Helena Batista / 23999

sexta-feira, 29 de maio de 2015

Do Novo Regime do Regulamento Administrativo – Do autorizado a regular ao regulado….

Inicia o legislador, Assembleia da República (AR) na lei de autorização legislativa  n.º 42º/2014 de 11 de julho, que autoriza o Governo a aprovar o novo Código do Procedimento Administrativo (NCPA), precisando que, no artigo 2º   pode o Governo , in al. cc) Definir o regime substantivo do regulamento Administrativo; al.  dd) e al ee), em síntese, entre outras,  prever a definição de regulamento administrativo, a  habilitação legal para a sua emissão, proibição de eficácia retroactiva, ….., instituir que os regulamentos que sejam desconformes a Constituição, à Lei e aos Princípios Gerais do Direito administrativo  ou que infrinjam normas de direito internacional e  ou direito da União europeia são inválidosPrecisando na al. ff) que o regime de invalidade antes referido na alínea anterior  será    invocável a todo o tempo, salvo devidas excepções.
Foi como sabemos, o NCPA aprovado, tendo entrado no nosso ordenamento jurídico por via do Decreto-Lei n.º 4/2015 de 7 de janeiro. Atente-se a que sobre a matéria vertida, é referido no preambulo do diploma, nomeadamente na exposição dos motivos, concretamente no ponto n.º 13  - No Titulo II desta parte III contem-se a regulação especifica do procedimento dos regulamentos. E também nesta matéria se inova bastante. Realçando que a merecem especial referência os novos requisitos de publicitação do procedimento do regulamento (artigo 98º) e que é totalmente inovador o artigo 99 ao impor uma nota justificativa do projeto de regulamento.
Logo aqui somos convidados a pensar – Sendo de algum “ modo lato” a autorização relativamente a este ponto, o Governo, limita-se a destacar, por inovação  o facto de ter alterado o procedimento conducente à publicitação do mesmo e de se exigir uma nota justificativa sobre a sua emanação ?!!, Parece-nos um pouco “dir-se-ia pobre e de fraca ambição”.

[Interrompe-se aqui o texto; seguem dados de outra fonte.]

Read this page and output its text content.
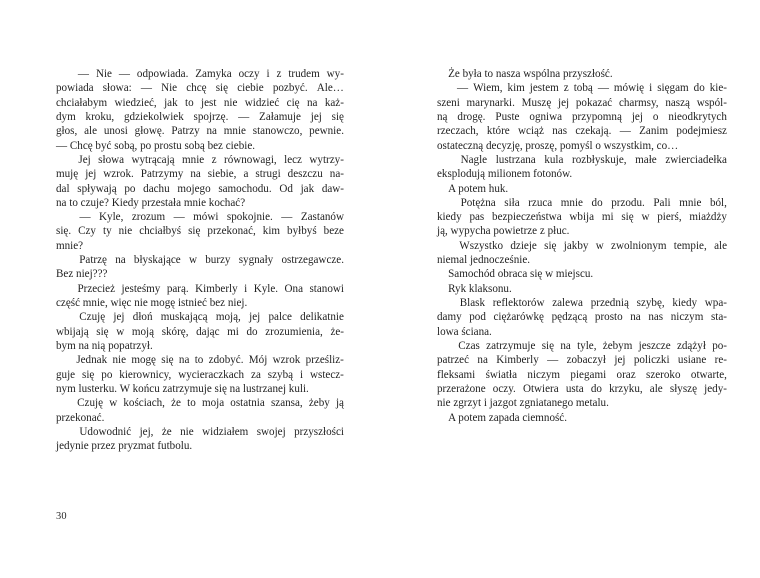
— Nie — odpowiada. Zamyka oczy i z trudem wy-
powiada słowa: — Nie chcę się ciebie pozbyć. Ale…
chciałabym wiedzieć, jak to jest nie widzieć cię na każ-
dym kroku, gdziekolwiek spojrzę. — Załamuje jej się
głos, ale unosi głowę. Patrzy na mnie stanowczo, pewnie.
— Chcę być sobą, po prostu sobą bez ciebie.
Jej słowa wytrącają mnie z równowagi, lecz wytrzy-
muję jej wzrok. Patrzymy na siebie, a strugi deszczu na-
dal spływają po dachu mojego samochodu. Od jak daw-
na to czuje? Kiedy przestała mnie kochać?
— Kyle, zrozum — mówi spokojnie. — Zastanów
się. Czy ty nie chciałbyś się przekonać, kim byłbyś beze
mnie?
Patrzę na błyskające w burzy sygnały ostrzegawcze.
Bez niej???
Przecież jesteśmy parą. Kimberly i Kyle. Ona stanowi
część mnie, więc nie mogę istnieć bez niej.
Czuję jej dłoń muskającą moją, jej palce delikatnie
wbijają się w moją skórę, dając mi do zrozumienia, że-
bym na nią popatrzył.
Jednak nie mogę się na to zdobyć. Mój wzrok prześliz-
guje się po kierownicy, wycieraczkach za szybą i wstecz-
nym lusterku. W końcu zatrzymuje się na lustrzanej kuli.
Czuję w kościach, że to moja ostatnia szansa, żeby ją
przekonać.
Udowodnić jej, że nie widziałem swojej przyszłości
jedynie przez pryzmat futbolu.
30
Że była to nasza wspólna przyszłość.
— Wiem, kim jestem z tobą — mówię i sięgam do kie-
szeni marynarki. Muszę jej pokazać charmsy, naszą wspól-
ną drogę. Puste ogniwa przypomną jej o nieodkrytych
rzeczach, które wciąż nas czekają. — Zanim podejmiesz
ostateczną decyzję, proszę, pomyśl o wszystkim, co…
Nagle lustrzana kula rozbłyskuje, małe zwierciadełka
eksplodują milionem fotonów.
A potem huk.
Potężna siła rzuca mnie do przodu. Pali mnie ból,
kiedy pas bezpieczeństwa wbija mi się w pierś, miażdży
ją, wypycha powietrze z płuc.
Wszystko dzieje się jakby w zwolnionym tempie, ale
niemal jednocześnie.
Samochód obraca się w miejscu.
Ryk klaksonu.
Blask reflektorów zalewa przednią szybę, kiedy wpa-
damy pod ciężarówkę pędzącą prosto na nas niczym sta-
lowa ściana.
Czas zatrzymuje się na tyle, żebym jeszcze zdążył po-
patrzeć na Kimberly — zobaczył jej policzki usiane re-
fleksami światła niczym piegami oraz szeroko otwarte,
przerażone oczy. Otwiera usta do krzyku, ale słyszę jedy-
nie zgrzyt i jazgot zgniatanego metalu.
A potem zapada ciemność.
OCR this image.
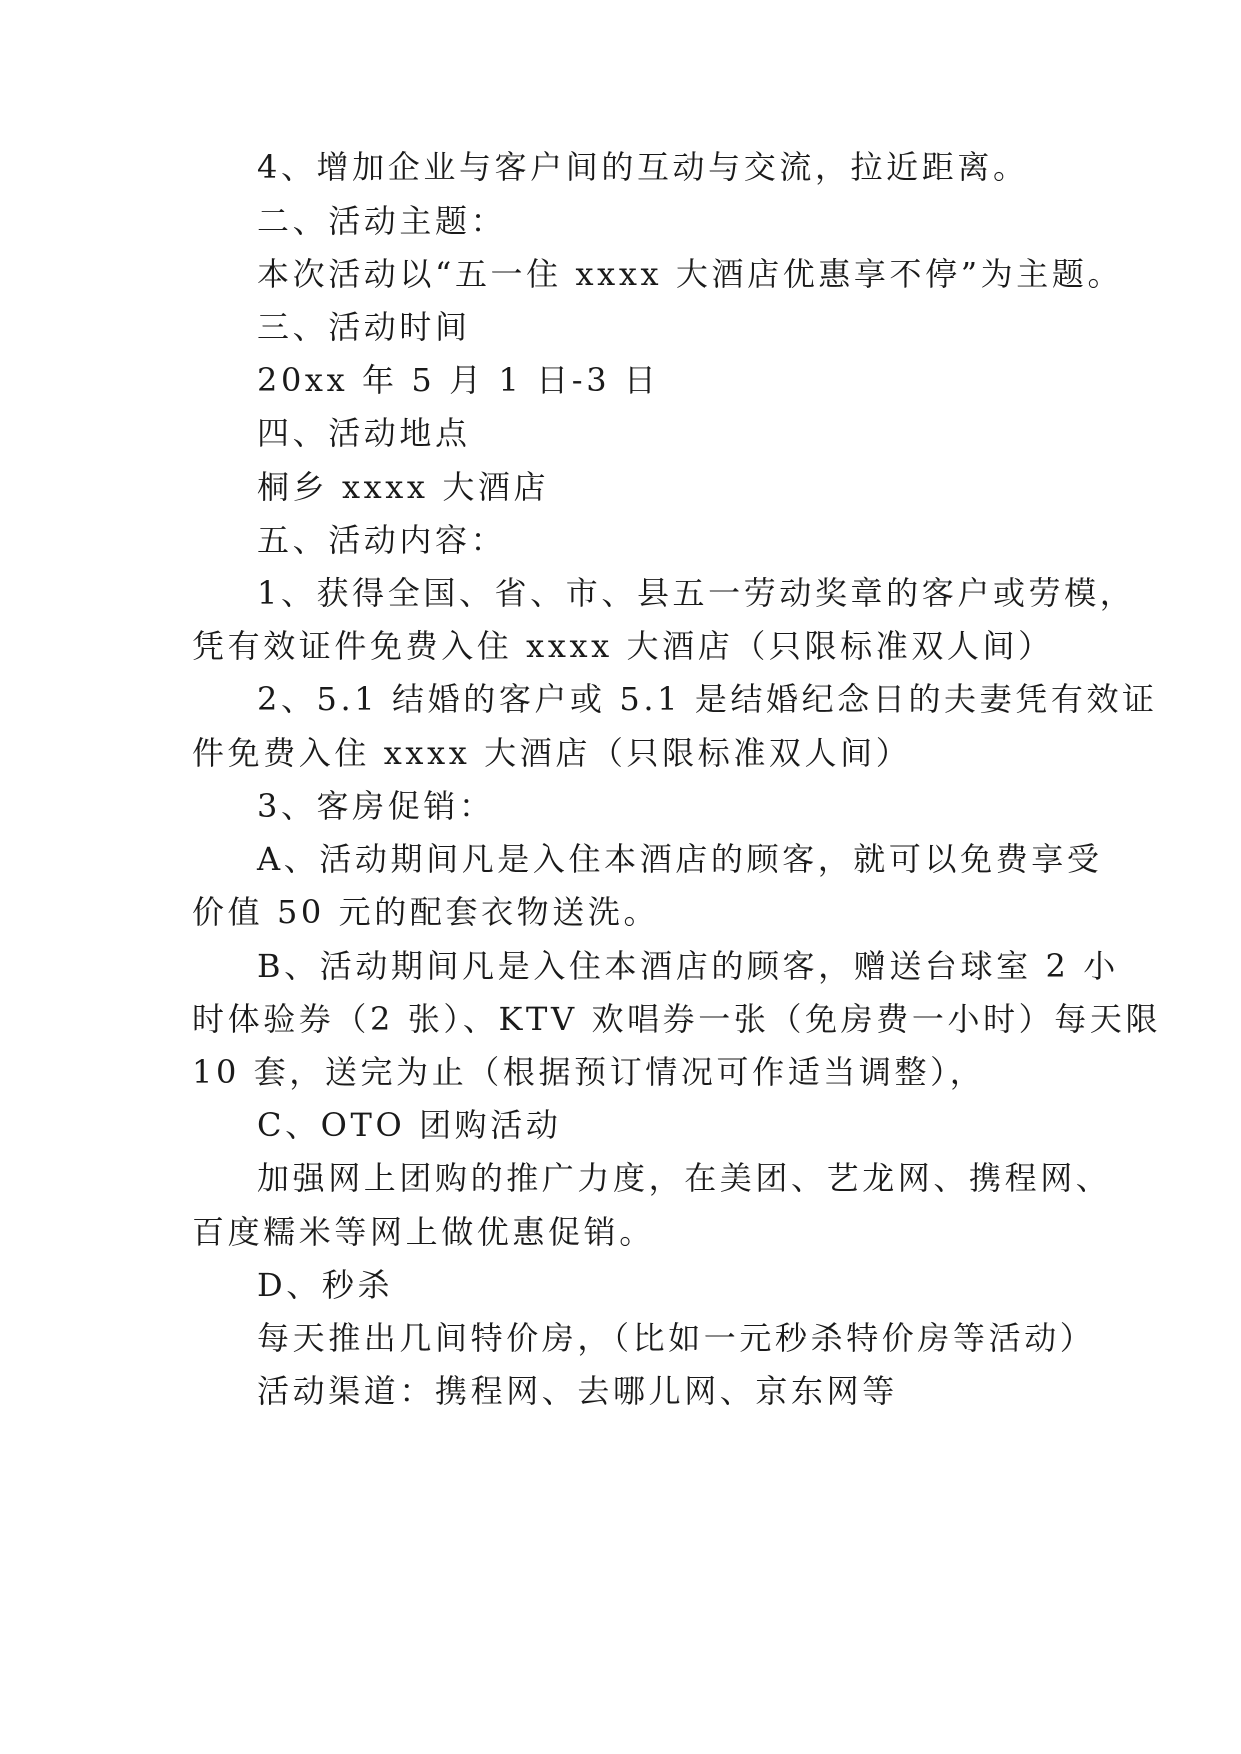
4、增加企业与客户间的互动与交流，拉近距离。

二、活动主题：

本次活动以“五一住 xxxx 大酒店优惠享不停”为主题。

三、活动时间

20xx 年 5 月 1 日-3 日

四、活动地点

桐乡 xxxx 大酒店

五、活动内容：

1、获得全国、省、市、县五一劳动奖章的客户或劳模，

凭有效证件免费入住 xxxx 大酒店（只限标准双人间）

2、5.1 结婚的客户或 5.1 是结婚纪念日的夫妻凭有效证

件免费入住 xxxx 大酒店（只限标准双人间）

3、客房促销：

A、活动期间凡是入住本酒店的顾客，就可以免费享受

价值 50 元的配套衣物送洗。

B、活动期间凡是入住本酒店的顾客，赠送台球室 2 小

时体验券（2 张）、KTV 欢唱券一张（免房费一小时）每天限

10 套，送完为止（根据预订情况可作适当调整），

C、OTO 团购活动

加强网上团购的推广力度，在美团、艺龙网、携程网、

百度糯米等网上做优惠促销。

D、秒杀

每天推出几间特价房，（比如一元秒杀特价房等活动）

活动渠道：携程网、去哪儿网、京东网等
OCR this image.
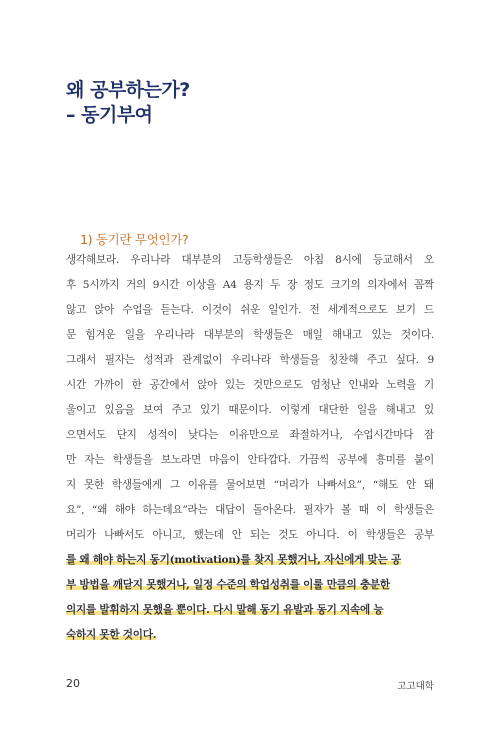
왜 공부하는가?
– 동기부여
1) 동기란 무엇인가?
생각해보라. 우리나라 대부분의 고등학생들은 아침 8시에 등교해서 오
후 5시까지 거의 9시간 이상을 A4 용지 두 장 정도 크기의 의자에서 꼼짝
않고 앉아 수업을 듣는다. 이것이 쉬운 일인가. 전 세계적으로도 보기 드
문 힘겨운 일을 우리나라 대부분의 학생들은 매일 해내고 있는 것이다.
그래서 필자는 성적과 관계없이 우리나라 학생들을 칭찬해 주고 싶다. 9
시간 가까이 한 공간에서 앉아 있는 것만으로도 엄청난 인내와 노력을 기
울이고 있음을 보여 주고 있기 때문이다. 이렇게 대단한 일을 해내고 있
으면서도 단지 성적이 낮다는 이유만으로 좌절하거나, 수업시간마다 잠
만 자는 학생들을 보노라면 마음이 안타깝다. 가끔씩 공부에 흥미를 붙이
지 못한 학생들에게 그 이유를 물어보면 “머리가 나빠서요”, “해도 안 돼
요”, “왜 해야 하는데요”라는 대답이 돌아온다. 필자가 볼 때 이 학생들은
머리가 나빠서도 아니고, 했는데 안 되는 것도 아니다. 이 학생들은 공부
를 왜 해야 하는지 동기(motivation)를 찾지 못했거나, 자신에게 맞는 공
부 방법을 깨닫지 못했거나, 일정 수준의 학업성취를 이룰 만큼의 충분한
의지를 발휘하지 못했을 뿐이다. 다시 말해 동기 유발과 동기 지속에 능
숙하지 못한 것이다.
20	고고대학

Tecendo algumas notas, sobre o conteúdo da “revolução  inovadora”:
Comecemos por fazer referência à exigência plasmada no artigo 99º - da exigência de uma nota justificativa fundamentada, a anexar ao projeto de regulamento.   Já estamos a ver, o que na pratica tal exigência se vai traduzir, um simples paragrafo no texto, que revelará ao leitor do projeto o  trabalho de profícua análise de ponderação desenvolvido – sintetizando-se na seguinte frase  - Foram ponderados os custos e o proveitos, tendo-se determinado que os benefícios do presente projeto  superam em muito os custos  decorrentes do mesmo.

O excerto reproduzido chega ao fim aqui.